Below are several comments I left at multiple websites including the Atlantic Council and Atlantic Community. They are the beginnings of what I think a new American posture in the Middle East may need to look like.
Comments welcome:
Turkey's future is open. It has the opportunity to verify its's post-Ottoman, Kemalist trajectory should Europe be pushed into grudingly opening their eyes to a strategic necessity or it can choose to become a new pole of Islamism competing with Wahhabism of the Saudi strain or Shiism of Iranian flavor.For the U.S. and for Europe, it is obvious that a Turkey within the "West" is better than watching it compete for status in the Middle East. Turkey can be a linchpin in a more multifaceted energy policy for Europe and can represent a bridge to the Middle East for the "West" provided it does not slide into a hard Islamist phase.
All that said, it is probably time for the U.S. to begin contingency planning for an eastward shifting Turkey. While pushing Europe to be willing to integrate Turkey is appropriate, it has to be assumed that this may fail due to recalcitrance on either or both of the European and Turkish sides.
The balance of power between Sunni and Shia has shifted since the 2003 Iraq War. With Turkey, perhaps, returning with focus to the region, the U.S. may need to recalibrate its relations across the board. Consequently, the U.S. must shore up its relations with current and potential allies in the Middle East. Notable among these is Israel, but, probably a serious examination of our long-term arrangements with Shiite Iraq and Iran needs to be considered and considered in tandem as opposed to seperately as seems often to be the case.
A bold, "Nixon goes to China" moment with Iran could reset the geopolitics of the Middle East and create new realities that shake up conventional thinking. This might even reorient Turkish calculations and make it more amenable to Western interests even absent a full throated endorsement by the Europeans.
http://www.acus.org/new_atlanticist/iran-problems-go-beyond-nukes
It is time for a "Nixon Goes to China" moment. While no doubt, President Obama envisions this as a hoped for eventual possibility, it is unlikely he will take the adequate steps to make such a seeming fantasy reality.While Bush would not talk to the Iranians (at least not publicly until late in his Administration), President Obama has bordered on being obsequious. Both were wrong because they are trying to bottle up a problem that can't be bottled up.
Nuclear proliferation is already a reality and will only increase. It is time to forget the overburdened and impossible to adequately implement non-proliferation regime. Attempting to block nations on an ad hoc basis will only squander scarce resources.
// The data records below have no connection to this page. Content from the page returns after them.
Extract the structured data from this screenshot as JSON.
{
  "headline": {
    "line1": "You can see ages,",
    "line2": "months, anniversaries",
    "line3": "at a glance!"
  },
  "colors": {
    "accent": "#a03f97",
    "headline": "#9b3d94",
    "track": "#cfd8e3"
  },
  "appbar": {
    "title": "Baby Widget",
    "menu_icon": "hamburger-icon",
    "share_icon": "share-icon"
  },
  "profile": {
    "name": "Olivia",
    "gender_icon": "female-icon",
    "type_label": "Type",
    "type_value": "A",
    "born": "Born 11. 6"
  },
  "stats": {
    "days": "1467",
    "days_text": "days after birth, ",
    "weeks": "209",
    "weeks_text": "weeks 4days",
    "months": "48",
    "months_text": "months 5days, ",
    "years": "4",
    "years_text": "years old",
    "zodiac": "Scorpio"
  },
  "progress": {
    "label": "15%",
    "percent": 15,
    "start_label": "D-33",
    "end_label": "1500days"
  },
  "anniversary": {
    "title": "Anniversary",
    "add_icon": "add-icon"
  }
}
Better to face up to the scary reality of numerous nations seeking and acquiring nuclear weapons.
Once this is realized and leaders stop clinging to fantasies of stopping proliferation and embracing pie in the sky notions of "Global Zero," the sooner they can reembrace deterrence.
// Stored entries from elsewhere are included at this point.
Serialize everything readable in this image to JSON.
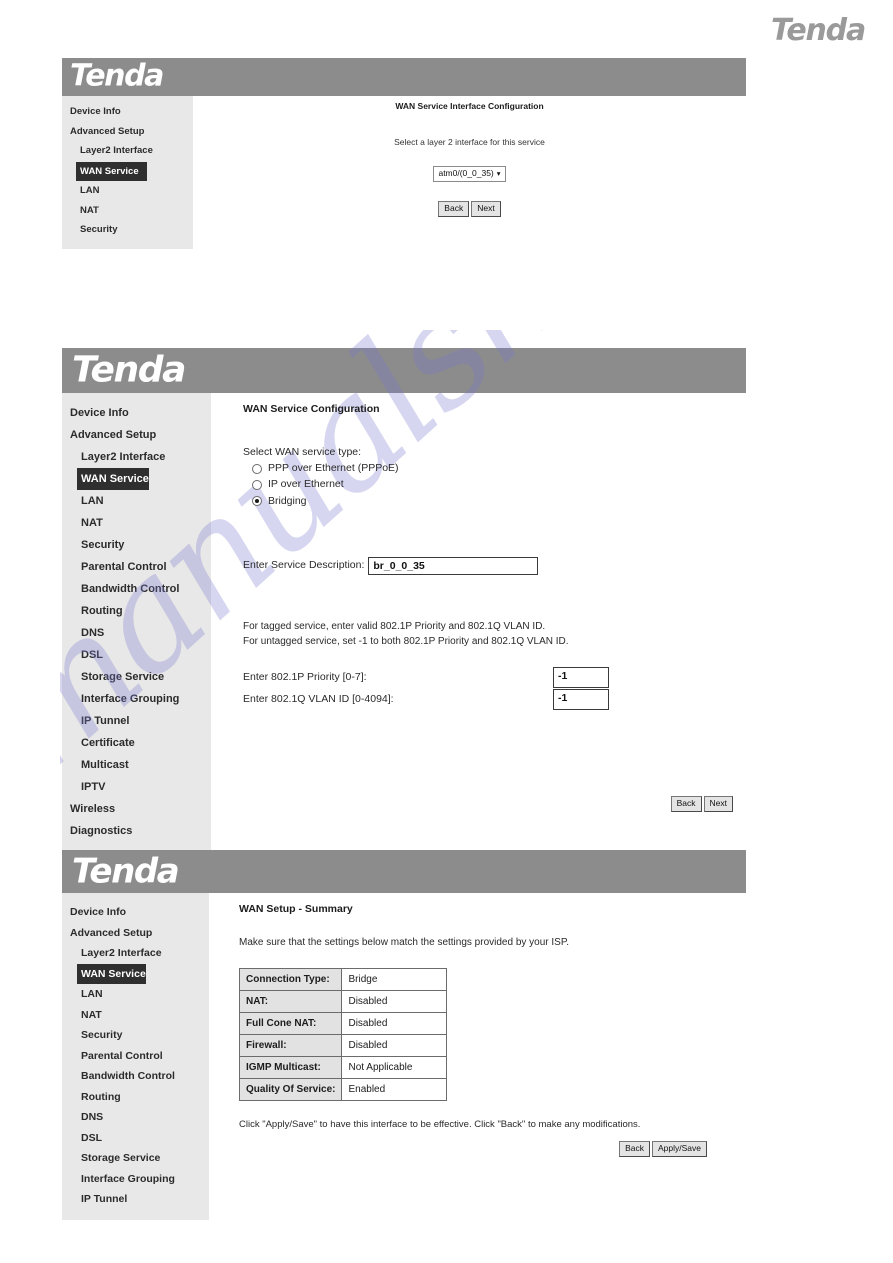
{
  "page": {
    "brand": "Tenda",
    "watermark": "manualshive.com"
  },
  "panel1": {
    "logo": "Tenda",
    "sidebar": [
      {
        "label": "Device Info",
        "level": 1,
        "active": false
      },
      {
        "label": "Advanced Setup",
        "level": 1,
        "active": false
      },
      {
        "label": "Layer2 Interface",
        "level": 2,
        "active": false
      },
      {
        "label": "WAN Service",
        "level": 2,
        "active": true
      },
      {
        "label": "LAN",
        "level": 2,
        "active": false
      },
      {
        "label": "NAT",
        "level": 2,
        "active": false
      },
      {
        "label": "Security",
        "level": 2,
        "active": false
      }
    ],
    "title": "WAN Service Interface Configuration",
    "subtitle": "Select a layer 2 interface for this service",
    "interface_select": {
      "value": "atm0/(0_0_35)",
      "caret": "chevron-down"
    },
    "buttons": {
      "back": "Back",
      "next": "Next"
    }
  },
  "panel2": {
    "logo": "Tenda",
    "sidebar": [
      {
        "label": "Device Info",
        "level": 1,
        "active": false
      },
      {
        "label": "Advanced Setup",
        "level": 1,
        "active": false
      },
      {
        "label": "Layer2 Interface",
        "level": 2,
        "active": false
      },
      {
        "label": "WAN Service",
        "level": 2,
        "active": true
      },
      {
        "label": "LAN",
        "level": 2,
        "active": false
      },
      {
        "label": "NAT",
        "level": 2,
        "active": false
      },
      {
        "label": "Security",
        "level": 2,
        "active": false
      },
      {
        "label": "Parental Control",
        "level": 2,
        "active": false
      },
      {
        "label": "Bandwidth Control",
        "level": 2,
        "active": false
      },
      {
        "label": "Routing",
        "level": 2,
        "active": false
      },
      {
        "label": "DNS",
        "level": 2,
        "active": false
      },
      {
        "label": "DSL",
        "level": 2,
        "active": false
      },
      {
        "label": "Storage Service",
        "level": 2,
        "active": false
      },
      {
        "label": "Interface Grouping",
        "level": 2,
        "active": false
      },
      {
        "label": "IP Tunnel",
        "level": 2,
        "active": false
      },
      {
        "label": "Certificate",
        "level": 2,
        "active": false
      },
      {
        "label": "Multicast",
        "level": 2,
        "active": false
      },
      {
        "label": "IPTV",
        "level": 2,
        "active": false
      },
      {
        "label": "Wireless",
        "level": 1,
        "active": false
      },
      {
        "label": "Diagnostics",
        "level": 1,
        "active": false
      }
    ],
    "title": "WAN Service Configuration",
    "service_type_label": "Select WAN service type:",
    "service_types": [
      {
        "label": "PPP over Ethernet (PPPoE)",
        "selected": false
      },
      {
        "label": "IP over Ethernet",
        "selected": false
      },
      {
        "label": "Bridging",
        "selected": true
      }
    ],
    "description_label": "Enter Service Description:",
    "description_value": "br_0_0_35",
    "note_line1": "For tagged service, enter valid 802.1P Priority and 802.1Q VLAN ID.",
    "note_line2": "For untagged service, set -1 to both 802.1P Priority and 802.1Q VLAN ID.",
    "priority_label": "Enter 802.1P Priority [0-7]:",
    "priority_value": "-1",
    "vlan_label": "Enter 802.1Q VLAN ID [0-4094]:",
    "vlan_value": "-1",
    "buttons": {
      "back": "Back",
      "next": "Next"
    }
  },
  "panel3": {
    "logo": "Tenda",
    "sidebar": [
      {
        "label": "Device Info",
        "level": 1,
        "active": false
      },
      {
        "label": "Advanced Setup",
        "level": 1,
        "active": false
      },
      {
        "label": "Layer2 Interface",
        "level": 2,
        "active": false
      },
      {
        "label": "WAN Service",
        "level": 2,
        "active": true
      },
      {
        "label": "LAN",
        "level": 2,
        "active": false
      },
      {
        "label": "NAT",
        "level": 2,
        "active": false
      },
      {
        "label": "Security",
        "level": 2,
        "active": false
      },
      {
        "label": "Parental Control",
        "level": 2,
        "active": false
      },
      {
        "label": "Bandwidth Control",
        "level": 2,
        "active": false
      },
      {
        "label": "Routing",
        "level": 2,
        "active": false
      },
      {
        "label": "DNS",
        "level": 2,
        "active": false
      },
      {
        "label": "DSL",
        "level": 2,
        "active": false
      },
      {
        "label": "Storage Service",
        "level": 2,
        "active": false
      },
      {
        "label": "Interface Grouping",
        "level": 2,
        "active": false
      },
      {
        "label": "IP Tunnel",
        "level": 2,
        "active": false
      }
    ],
    "title": "WAN Setup - Summary",
    "intro": "Make sure that the settings below match the settings provided by your ISP.",
    "summary_rows": [
      {
        "key": "Connection Type:",
        "value": "Bridge"
      },
      {
        "key": "NAT:",
        "value": "Disabled"
      },
      {
        "key": "Full Cone NAT:",
        "value": "Disabled"
      },
      {
        "key": "Firewall:",
        "value": "Disabled"
      },
      {
        "key": "IGMP Multicast:",
        "value": "Not Applicable"
      },
      {
        "key": "Quality Of Service:",
        "value": "Enabled"
      }
    ],
    "footnote": "Click \"Apply/Save\" to have this interface to be effective. Click \"Back\" to make any modifications.",
    "buttons": {
      "back": "Back",
      "apply": "Apply/Save"
    }
  }
}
Iran, contrary to assertions by many, is likely to be deterrable. However, deterrence will need to be quite explicit and quite harsh to be effective. If a line is drawn on what is unacceptable, any crossing of that line must not yield "discussions", "negotiations", or "processes." Such a crossing must be made unbearable so that it won't seriously be contemplated.
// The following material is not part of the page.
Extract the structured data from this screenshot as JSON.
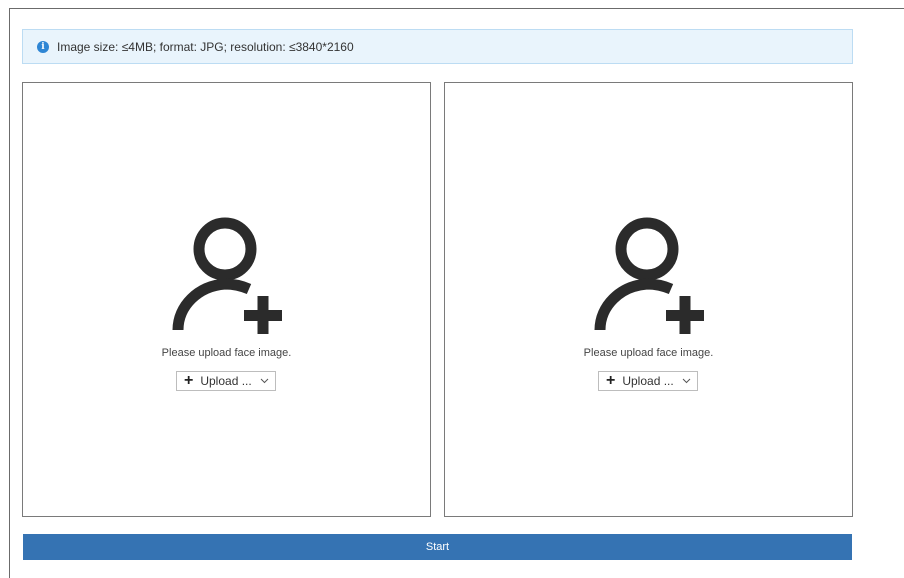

If aggressive deterrence can be established psychologically (the domain where deterrence actually resides), then a "deal" can be made that will allow Iran a certain degree of security within well defined limits. The regime can be assured that no external forces or externally supported internal forces (as opposed to solely internal forces) will overthrow it. It may even be possible to envision allowing it to develop nuclear power (and even a limited weapon) capability to save face.
Naturally, all of the concerns over terrorism and expanding Iranian influece throughout the Middle East seem to mitigate against this notion. Indeed, it is counterintuitive for many to consider. However, the hinge once more pivots upon the quality of deterrence and the legitimacy (and perceived seriousness) of the threats backing up that deterrence.
Iran will go nuclear. The U.S. can either find a creative way of dealing with this undesired but unstoppable predicament, or it can continue levelling empty threats of military action and scrambling about for meaningful (rather than superficial) sanctions.
As for Israel, which clearly feels the Iranian development of a nuclear weapon as an existential threat, robust defense cooperation must continue. It must also be made quite clear that the U.S. understands its fears and would not allow an attack upon it to be answered with anything except the most aggressive of responses. Without these assurances, it would be close to impossible for Israel not to respond unilaterally.